|
|
|
|
|
by lcdoutlet
2151 days ago
|
|
I am a big fan of ripgrep. I think the tool is great for quick simple searches.
On larger data sets with sufficiently complicated regex patterns the performance gap is small. I have also encountered situations using rg on med-large datasets where the files may contain Unicode, regular expressions, random garbage... and rg failed. I don't recall a situation like this where the error handling in grep didn't recover and move on to the next file.
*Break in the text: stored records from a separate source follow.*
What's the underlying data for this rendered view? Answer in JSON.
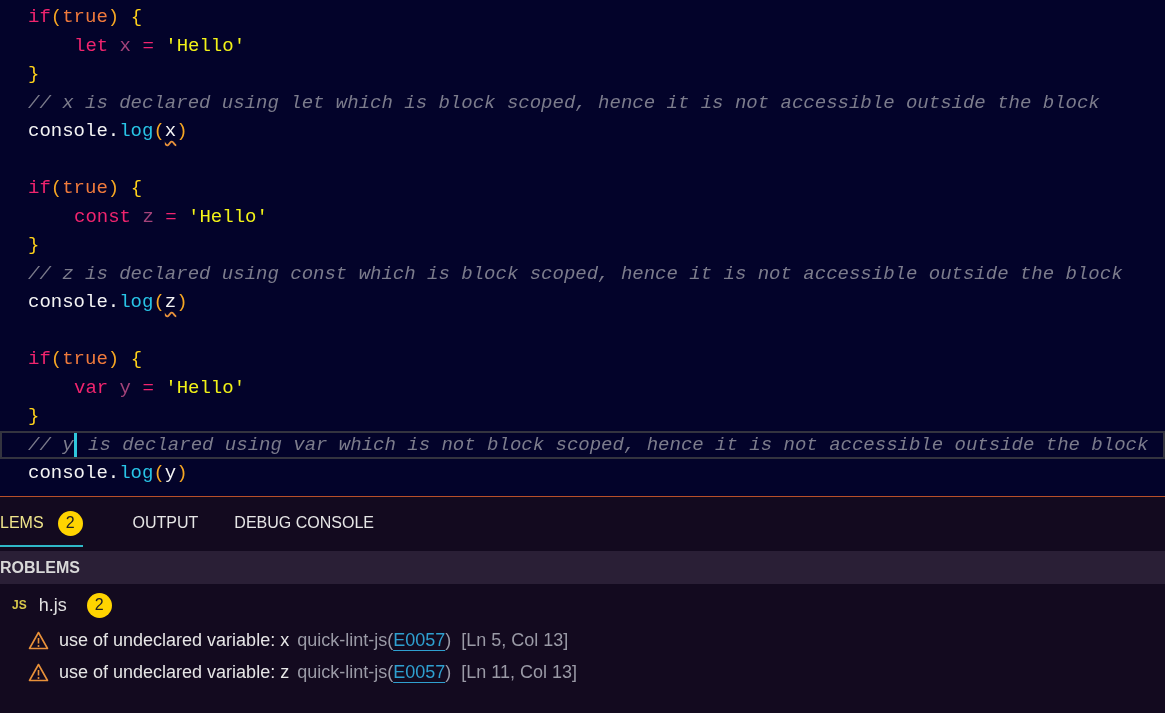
{
  "editor": {
    "lines": [
      {
        "kind": "code",
        "indented": false,
        "tokens": [
          {
            "kind": "keyword",
            "text": "if"
          },
          {
            "kind": "paren",
            "text": "("
          },
          {
            "kind": "literal",
            "text": "true"
          },
          {
            "kind": "paren",
            "text": ")"
          },
          {
            "kind": "brace",
            "text": " {"
          }
        ]
      },
      {
        "kind": "code",
        "indented": true,
        "tokens": [
          {
            "kind": "keyword",
            "text": "let"
          },
          {
            "kind": "variable",
            "text": " x"
          },
          {
            "kind": "operator",
            "text": " ="
          },
          {
            "kind": "string",
            "text": " 'Hello'"
          }
        ]
      },
      {
        "kind": "code",
        "indented": false,
        "tokens": [
          {
            "kind": "brace",
            "text": "}"
          }
        ]
      },
      {
        "kind": "code",
        "indented": false,
        "tokens": [
          {
            "kind": "comment",
            "text": "// x is declared using let which is block scoped, hence it is not accessible outside the block"
          }
        ]
      },
      {
        "kind": "code",
        "indented": false,
        "tokens": [
          {
            "kind": "object",
            "text": "console."
          },
          {
            "kind": "method",
            "text": "log"
          },
          {
            "kind": "paren",
            "text": "("
          },
          {
            "kind": "error",
            "text": "x"
          },
          {
            "kind": "paren",
            "text": ")"
          }
        ]
      },
      {
        "kind": "blank"
      },
      {
        "kind": "code",
        "indented": false,
        "tokens": [
          {
            "kind": "keyword",
            "text": "if"
          },
          {
            "kind": "paren",
            "text": "("
          },
          {
            "kind": "literal",
            "text": "true"
          },
          {
            "kind": "paren",
            "text": ")"
          },
          {
            "kind": "brace",
            "text": " {"
          }
        ]
      },
      {
        "kind": "code",
        "indented": true,
        "tokens": [
          {
            "kind": "keyword",
            "text": "const"
          },
          {
            "kind": "variable",
            "text": " z"
          },
          {
            "kind": "operator",
            "text": " ="
          },
          {
            "kind": "string",
            "text": " 'Hello'"
          }
        ]
      },
      {
        "kind": "code",
        "indented": false,
        "tokens": [
          {
            "kind": "brace",
            "text": "}"
          }
        ]
      },
      {
        "kind": "code",
        "indented": false,
        "tokens": [
          {
            "kind": "comment",
            "text": "// z is declared using const which is block scoped, hence it is not accessible outside the block"
          }
        ]
      },
      {
        "kind": "code",
        "indented": false,
        "tokens": [
          {
            "kind": "object",
            "text": "console."
          },
          {
            "kind": "method",
            "text": "log"
          },
          {
            "kind": "paren",
            "text": "("
          },
          {
            "kind": "error",
            "text": "z"
          },
          {
            "kind": "paren",
            "text": ")"
          }
        ]
      },
      {
        "kind": "blank"
      },
      {
        "kind": "code",
        "indented": false,
        "tokens": [
          {
            "kind": "keyword",
            "text": "if"
          },
          {
            "kind": "paren",
            "text": "("
          },
          {
            "kind": "literal",
            "text": "true"
          },
          {
            "kind": "paren",
            "text": ")"
          },
          {
            "kind": "brace",
            "text": " {"
          }
        ]
      },
      {
        "kind": "code",
        "indented": true,
        "tokens": [
          {
            "kind": "keyword",
            "text": "var"
          },
          {
            "kind": "variable",
            "text": " y"
          },
          {
            "kind": "operator",
            "text": " ="
          },
          {
            "kind": "string",
            "text": " 'Hello'"
          }
        ]
      },
      {
        "kind": "code",
        "indented": false,
        "tokens": [
          {
            "kind": "brace",
            "text": "}"
          }
        ]
      },
      {
        "kind": "current",
        "indented": false,
        "tokens": [
          {
            "kind": "comment",
            "text": "// y"
          },
          {
            "kind": "cursor"
          },
          {
            "kind": "comment",
            "text": " is declared using var which is not block scoped, hence it is not accessible outside the block"
          }
        ]
      },
      {
        "kind": "code",
        "indented": false,
        "tokens": [
          {
            "kind": "object",
            "text": "console."
          },
          {
            "kind": "method",
            "text": "log"
          },
          {
            "kind": "paren",
            "text": "("
          },
          {
            "kind": "object",
            "text": "y"
          },
          {
            "kind": "paren",
            "text": ")"
          }
        ]
      }
    ]
  },
  "panel": {
    "tabs": [
      {
        "label": "LEMS",
        "badge": "2",
        "selected": true
      },
      {
        "label": "OUTPUT",
        "selected": false
      },
      {
        "label": "DEBUG CONSOLE",
        "selected": false
      }
    ],
    "section_title": "ROBLEMS",
    "file": {
      "icon_label": "JS",
      "name": "h.js",
      "badge": "2"
    },
    "problems": [
      {
        "message": "use of undeclared variable: x",
        "source": "quick-lint-js(",
        "code": "E0057",
        "source_end": ")",
        "location": "[Ln 5, Col 13]"
      },
      {
        "message": "use of undeclared variable: z",
        "source": "quick-lint-js(",
        "code": "E0057",
        "source_end": ")",
        "location": "[Ln 11, Col 13]"
      }
    ]
  }
}
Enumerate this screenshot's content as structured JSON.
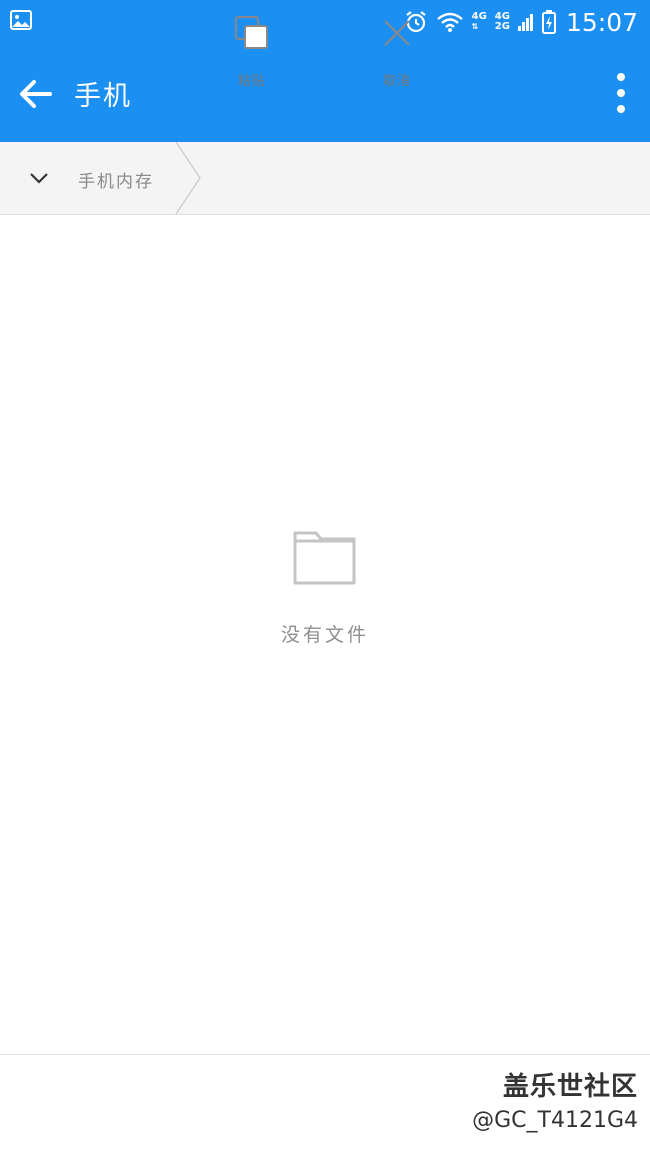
{
  "status_bar": {
    "net1": "4G",
    "net2_top": "4G",
    "net2_bottom": "2G",
    "time": "15:07",
    "icons": [
      "gallery-icon",
      "alarm-icon",
      "wifi-icon",
      "signal-icon",
      "battery-icon"
    ]
  },
  "app_bar": {
    "title": "手机",
    "back_icon": "arrow-left-icon",
    "more_icon": "more-vertical-icon"
  },
  "breadcrumb": {
    "items": [
      {
        "label": "手机内存"
      }
    ]
  },
  "empty_state": {
    "icon": "folder-icon",
    "text": "没有文件"
  },
  "bottom_bar": {
    "paste_label": "粘贴",
    "cancel_label": "取消"
  },
  "watermark": {
    "line1": "盖乐世社区",
    "line2": "@GC_T4121G4"
  },
  "colors": {
    "primary": "#1b8ff2",
    "breadcrumb_bg": "#f4f4f4",
    "muted_text": "#8f8f8f"
  }
}
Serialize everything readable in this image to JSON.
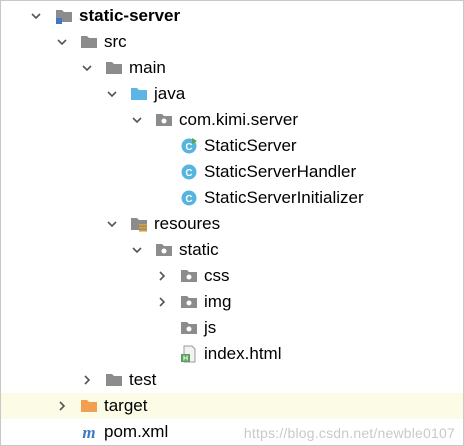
{
  "tree": {
    "root_label": "static-server",
    "src_label": "src",
    "main_label": "main",
    "java_label": "java",
    "package_label": "com.kimi.server",
    "class1_label": "StaticServer",
    "class2_label": "StaticServerHandler",
    "class3_label": "StaticServerInitializer",
    "resources_label": "resoures",
    "static_label": "static",
    "css_label": "css",
    "img_label": "img",
    "js_label": "js",
    "index_label": "index.html",
    "test_label": "test",
    "target_label": "target",
    "pom_label": "pom.xml"
  },
  "icons": {
    "folder_gray": "#8c8c8c",
    "folder_blue": "#5fb4e6",
    "folder_orange": "#f0a050",
    "class_circle": "#56b4e0",
    "maven_m": "#3d79c7",
    "html_green": "#5aa05a",
    "chevron": "#555555"
  },
  "watermark_text": "https://blog.csdn.net/newble0107"
}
Here is an example showing the performance gap to be small using (enwiki-20200401-pages-articles-multistream.xml 72G) split into 24 files on a ramdisk.
I ran this 50 times and the results are similar. du -sch .
72G .
72G total time ls|xargs -i -P24 rg -c "<.?>" {}
real 0m6.841s
user 2m8.766s
sys 0m5.637s time ls|xargs -i -P24 grep -Ec "<.?>" {}
real 0m6.168s
user 1m35.058s
sys 0m24.177s |
|
I would really love to have a bug report if you could find a way to reproduce this. ripgrep should certainly not fail regardless of the input. I've actually spent a lot of time trying to make sure that ripgrep's error handling and so forth generally match GNU grep's behavior.
> Here is an example showing the performance gap to be small using (enwiki-20200401-pages-articles-multistream.xml 72G) split into 24 files on a ramdisk. I ran this 50 times and the results are similar.
Could you show me where to get `enwiki-20200401-pages-articles-multistream.xml`? I'd love to run the benchmark myself, although I don't have a ramdisk quite that big. :P I could shrink the data set though a bit.
If I were to guess though, yeah, I'd generally expect GNU grep and ripgrep to perform similarly here. Speculating:
If the match count of those runs is very high, then total search time is likely dominated by per-match overhead. Both ripgrep and GNU grep should be pretty close there, but there's not too much room to improve drastically.
If the match count of those runs isn't high or is very small, then GNU grep and ripgrep will use a search algorithm that is virtually identical in its performance characteristics. They will both probably look for occurrences of `>` using `memchr`, and then run a full search on matching lines. It's hard to get much faster than that, so again, not a lot of room for differentiating yourself.
If I can get my hands on the corpus, then I'm pretty sure I could give you (non-pathological) patterns on which searches would show very different performance characteristics between GNU grep and ripgrep.